Mathematically and philosophically, the rule was simplicity itself. “You can’t have an opinion afterwards,” said Pratt, “without having had an opinion before and then updating it using the information.”3 But making a belief quantitative and precise—there was the rub.
Until their logically appealing system could prove itself as a powerful problem solver in the workaday world of statistics, Bayesians were doomed to minority status. But who would undertake a cu
mbersome, complex, technically fearsome set of calculations to explore a method that was professionally almost taboo? At the dawn of the electronic age, powerful computers were few and far between, and packaged software nonexistent. Bayesian techniques for dealing with practical problems and computers barely existed. Brawn—lots of it—would have to substitute for computer time. The faint of heart need not apply.
Nevertheless, a few hardy, energetic, and supremely inventive investigators tried to put Bayes to work for business decision makers, social scientists, and newscasters. Their exploits dramatize the formidable obstacles that faced anyone trying to use Bayes’ rule.
The first to try their luck with Bayes was an unlikely duo at Harvard Business School, Robert Osher Schlaifer and Howard Raiffa. They were polar opposites. Schlaifer was the school’s statistical expert, but, in a sign of the times, he had taken only one mathematics course in his life and was an authority on ancient Greek slavery and modern airplane engines. Raiffa was a mathematical sophisticate who became the legendary Mr. Decision Tree, an advisor to presidents and a builder of East–West rapprochement. Together they tackled the problem of turning Bayes into a tool for business decision makers.
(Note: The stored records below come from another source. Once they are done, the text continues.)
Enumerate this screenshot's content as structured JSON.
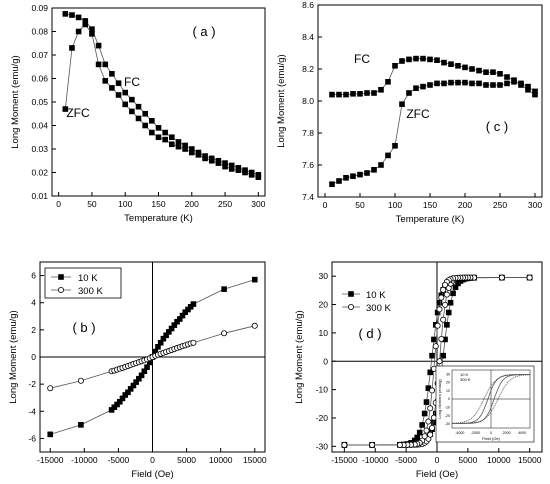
{
  "chart_data": [
    {
      "type": "scatter",
      "panel_label": "( a )",
      "xlabel": "Temperature (K)",
      "ylabel": "Long Moment (emu/g)",
      "xlim": [
        -10,
        310
      ],
      "ylim": [
        0.01,
        0.09
      ],
      "xticks": [
        0,
        50,
        100,
        150,
        200,
        250,
        300
      ],
      "yticks": [
        0.01,
        0.02,
        0.03,
        0.04,
        0.05,
        0.06,
        0.07,
        0.08,
        0.09
      ],
      "ytick_labels": [
        "0.01",
        "0.02",
        "0.03",
        "0.04",
        "0.05",
        "0.06",
        "0.07",
        "0.08",
        "0.09"
      ],
      "xtick_labels": [
        "0",
        "50",
        "100",
        "150",
        "200",
        "250",
        "300"
      ],
      "annotations": [
        "FC",
        "ZFC"
      ],
      "series": [
        {
          "name": "FC",
          "marker": "square",
          "x": [
            10,
            20,
            30,
            40,
            50,
            60,
            70,
            80,
            90,
            100,
            110,
            120,
            130,
            140,
            150,
            160,
            170,
            180,
            190,
            200,
            210,
            220,
            230,
            240,
            250,
            260,
            270,
            280,
            290,
            300
          ],
          "y": [
            0.0875,
            0.087,
            0.086,
            0.0845,
            0.081,
            0.074,
            0.066,
            0.062,
            0.058,
            0.054,
            0.051,
            0.048,
            0.045,
            0.042,
            0.039,
            0.037,
            0.035,
            0.033,
            0.0315,
            0.03,
            0.0285,
            0.027,
            0.026,
            0.025,
            0.024,
            0.023,
            0.022,
            0.021,
            0.02,
            0.019
          ]
        },
        {
          "name": "ZFC",
          "marker": "square",
          "x": [
            10,
            20,
            30,
            40,
            50,
            60,
            70,
            80,
            90,
            100,
            110,
            120,
            130,
            140,
            150,
            160,
            170,
            180,
            190,
            200,
            210,
            220,
            230,
            240,
            250,
            260,
            270,
            280,
            290,
            300
          ],
          "y": [
            0.047,
            0.073,
            0.08,
            0.083,
            0.079,
            0.066,
            0.059,
            0.056,
            0.053,
            0.049,
            0.046,
            0.043,
            0.04,
            0.037,
            0.035,
            0.034,
            0.032,
            0.031,
            0.03,
            0.0285,
            0.0275,
            0.026,
            0.025,
            0.024,
            0.0225,
            0.0215,
            0.021,
            0.02,
            0.019,
            0.018
          ]
        }
      ]
    },
    {
      "type": "scatter",
      "panel_label": "( c )",
      "xlabel": "Temperature (K)",
      "ylabel": "Long Moment (emu/g)",
      "xlim": [
        -10,
        310
      ],
      "ylim": [
        7.4,
        8.6
      ],
      "xticks": [
        0,
        50,
        100,
        150,
        200,
        250,
        300
      ],
      "yticks": [
        7.4,
        7.6,
        7.8,
        8.0,
        8.2,
        8.4,
        8.6
      ],
      "ytick_labels": [
        "7.4",
        "7.6",
        "7.8",
        "8.0",
        "8.2",
        "8.4",
        "8.6"
      ],
      "xtick_labels": [
        "0",
        "50",
        "100",
        "150",
        "200",
        "250",
        "300"
      ],
      "annotations": [
        "FC",
        "ZFC"
      ],
      "series": [
        {
          "name": "FC",
          "marker": "square",
          "x": [
            10,
            20,
            30,
            40,
            50,
            60,
            70,
            80,
            90,
            100,
            110,
            120,
            130,
            140,
            150,
            160,
            170,
            180,
            190,
            200,
            210,
            220,
            230,
            240,
            250,
            260,
            270,
            280,
            290,
            300
          ],
          "y": [
            8.04,
            8.04,
            8.04,
            8.045,
            8.045,
            8.05,
            8.05,
            8.07,
            8.12,
            8.22,
            8.25,
            8.26,
            8.265,
            8.265,
            8.26,
            8.255,
            8.24,
            8.23,
            8.22,
            8.21,
            8.2,
            8.19,
            8.18,
            8.18,
            8.17,
            8.15,
            8.13,
            8.1,
            8.07,
            8.04
          ]
        },
        {
          "name": "ZFC",
          "marker": "square",
          "x": [
            10,
            20,
            30,
            40,
            50,
            60,
            70,
            80,
            90,
            100,
            110,
            120,
            130,
            140,
            150,
            160,
            170,
            180,
            190,
            200,
            210,
            220,
            230,
            240,
            250,
            260,
            270,
            280,
            290,
            300
          ],
          "y": [
            7.48,
            7.5,
            7.52,
            7.53,
            7.54,
            7.55,
            7.57,
            7.6,
            7.66,
            7.72,
            7.98,
            8.05,
            8.08,
            8.09,
            8.1,
            8.11,
            8.11,
            8.115,
            8.115,
            8.115,
            8.11,
            8.11,
            8.1,
            8.1,
            8.1,
            8.11,
            8.12,
            8.11,
            8.09,
            8.06
          ]
        }
      ]
    },
    {
      "type": "line",
      "panel_label": "( b )",
      "xlabel": "Field (Oe)",
      "ylabel": "Long Moment (emu/g)",
      "xlim": [
        -16500,
        16500
      ],
      "ylim": [
        -7,
        7
      ],
      "xticks": [
        -15000,
        -10000,
        -5000,
        0,
        5000,
        10000,
        15000
      ],
      "yticks": [
        -6,
        -4,
        -2,
        0,
        2,
        4,
        6
      ],
      "ytick_labels": [
        "-6",
        "-4",
        "-2",
        "0",
        "2",
        "4",
        "6"
      ],
      "xtick_labels": [
        "-15000",
        "-10000",
        "-5000",
        "0",
        "5000",
        "10000",
        "15000"
      ],
      "legend": {
        "position": "top-left",
        "entries": [
          "10 K",
          "300 K"
        ]
      },
      "series": [
        {
          "name": "10 K",
          "marker": "filled-square",
          "x": [
            -15000,
            -10500,
            -6000,
            -5600,
            -5200,
            -4800,
            -4400,
            -4000,
            -3600,
            -3200,
            -2800,
            -2400,
            -2000,
            -1600,
            -1200,
            -800,
            -400,
            0,
            400,
            800,
            1200,
            1600,
            2000,
            2400,
            2800,
            3200,
            3600,
            4000,
            4400,
            4800,
            5200,
            5600,
            6000,
            10500,
            15000
          ],
          "y": [
            -5.7,
            -5.0,
            -3.9,
            -3.7,
            -3.5,
            -3.3,
            -3.05,
            -2.8,
            -2.6,
            -2.35,
            -2.1,
            -1.85,
            -1.6,
            -1.35,
            -1.05,
            -0.75,
            -0.4,
            0.0,
            0.4,
            0.75,
            1.05,
            1.35,
            1.6,
            1.85,
            2.1,
            2.35,
            2.6,
            2.8,
            3.05,
            3.3,
            3.5,
            3.7,
            3.9,
            5.0,
            5.7
          ]
        },
        {
          "name": "300 K",
          "marker": "open-circle",
          "x": [
            -15000,
            -10500,
            -6000,
            -5600,
            -5200,
            -4800,
            -4400,
            -4000,
            -3600,
            -3200,
            -2800,
            -2400,
            -2000,
            -1600,
            -1200,
            -800,
            -400,
            0,
            400,
            800,
            1200,
            1600,
            2000,
            2400,
            2800,
            3200,
            3600,
            4000,
            4400,
            4800,
            5200,
            5600,
            6000,
            10500,
            15000
          ],
          "y": [
            -2.3,
            -1.75,
            -1.05,
            -1.0,
            -0.93,
            -0.86,
            -0.8,
            -0.73,
            -0.66,
            -0.59,
            -0.52,
            -0.45,
            -0.38,
            -0.31,
            -0.24,
            -0.17,
            -0.09,
            0.0,
            0.09,
            0.17,
            0.24,
            0.31,
            0.38,
            0.45,
            0.52,
            0.59,
            0.66,
            0.73,
            0.8,
            0.86,
            0.93,
            1.0,
            1.05,
            1.75,
            2.3
          ]
        }
      ]
    },
    {
      "type": "line",
      "panel_label": "( d )",
      "xlabel": "Field (Oe)",
      "ylabel": "Long Moment (emu/g)",
      "xlim": [
        -17000,
        17000
      ],
      "ylim": [
        -32,
        35
      ],
      "xticks": [
        -15000,
        -10000,
        -5000,
        0,
        5000,
        10000,
        15000
      ],
      "yticks": [
        -30,
        -20,
        -10,
        0,
        10,
        20,
        30
      ],
      "ytick_labels": [
        "-30",
        "-20",
        "-10",
        "0",
        "10",
        "20",
        "30"
      ],
      "xtick_labels": [
        "-15000",
        "-10000",
        "-5000",
        "0",
        "5000",
        "10000",
        "15000"
      ],
      "legend": {
        "position": "top-left",
        "entries": [
          "10 K",
          "300 K"
        ]
      },
      "inset": {
        "legend": [
          "10 K",
          "300 K"
        ],
        "xticks": [
          -4000,
          -2000,
          0,
          2000,
          4000
        ],
        "xtick_labels": [
          "-4000",
          "-2000",
          "0",
          "2000",
          "4000"
        ],
        "yticks": [
          -30,
          -20,
          -10,
          0,
          10,
          20,
          30
        ],
        "ytick_labels": [
          "-30",
          "-20",
          "-10",
          "0",
          "10",
          "20",
          "30"
        ],
        "xlabel": "Field (Oe)",
        "ylabel": "Long Moment (emu/g)"
      },
      "series": [
        {
          "name": "10 K",
          "marker": "filled-square",
          "coercivity": 900,
          "ms": 29.5,
          "width": 1500
        },
        {
          "name": "300 K",
          "marker": "open-circle",
          "coercivity": 400,
          "ms": 29.5,
          "width": 1100
        }
      ]
    }
  ]
}
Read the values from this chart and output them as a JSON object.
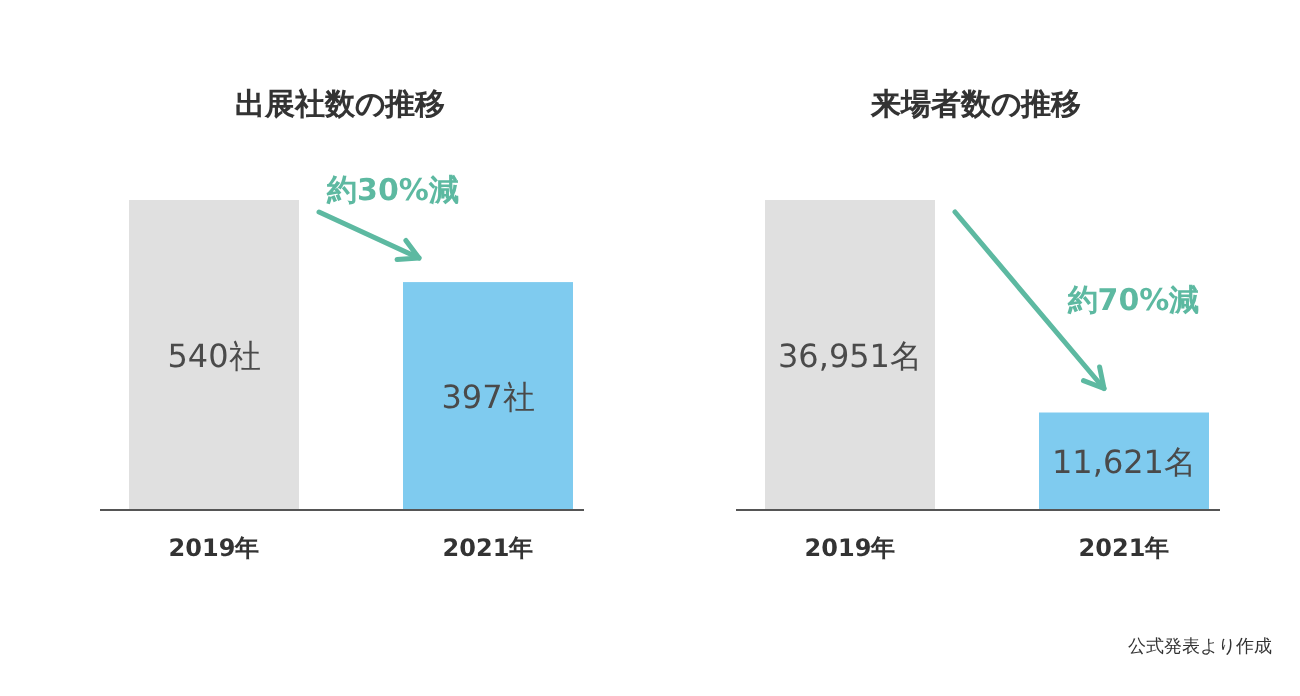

Fortunately, Schlaifer enjoyed using his laserlike mind, hyperlogic, and outsider status to bludgeon through convention and orthodoxy. Years later, when Raiffa was asked to describe his colleague, he did so in two words, “imperious and hierarchical.”
Schlaifer was an opinionated perfectionist. Plunging into a topic, he saw nothing else. When his passion turned to bicycle racks, he persuaded a Harvard dean to install his new design on campus. Because he loved old engines, an MIT physicist volunteered to come each week to maintain his Model A Ford and hi-fi to his exacting standards. And when he studied consumer behavior, his faculty colleagues pondered instant coffee as soberly as they would have nuclear fusion. Like an autocrat atop an empire, Schlaifer bestowed nicknames on his colleagues: “Uncle Howard” for Raiffa, “Great Man Pratt” for John W. Pratt, and, most memorably, “Arturchick” for his graduate student and near namesake, Arthur Schleifer Jr. All three survived to become chaired professors at Harvard.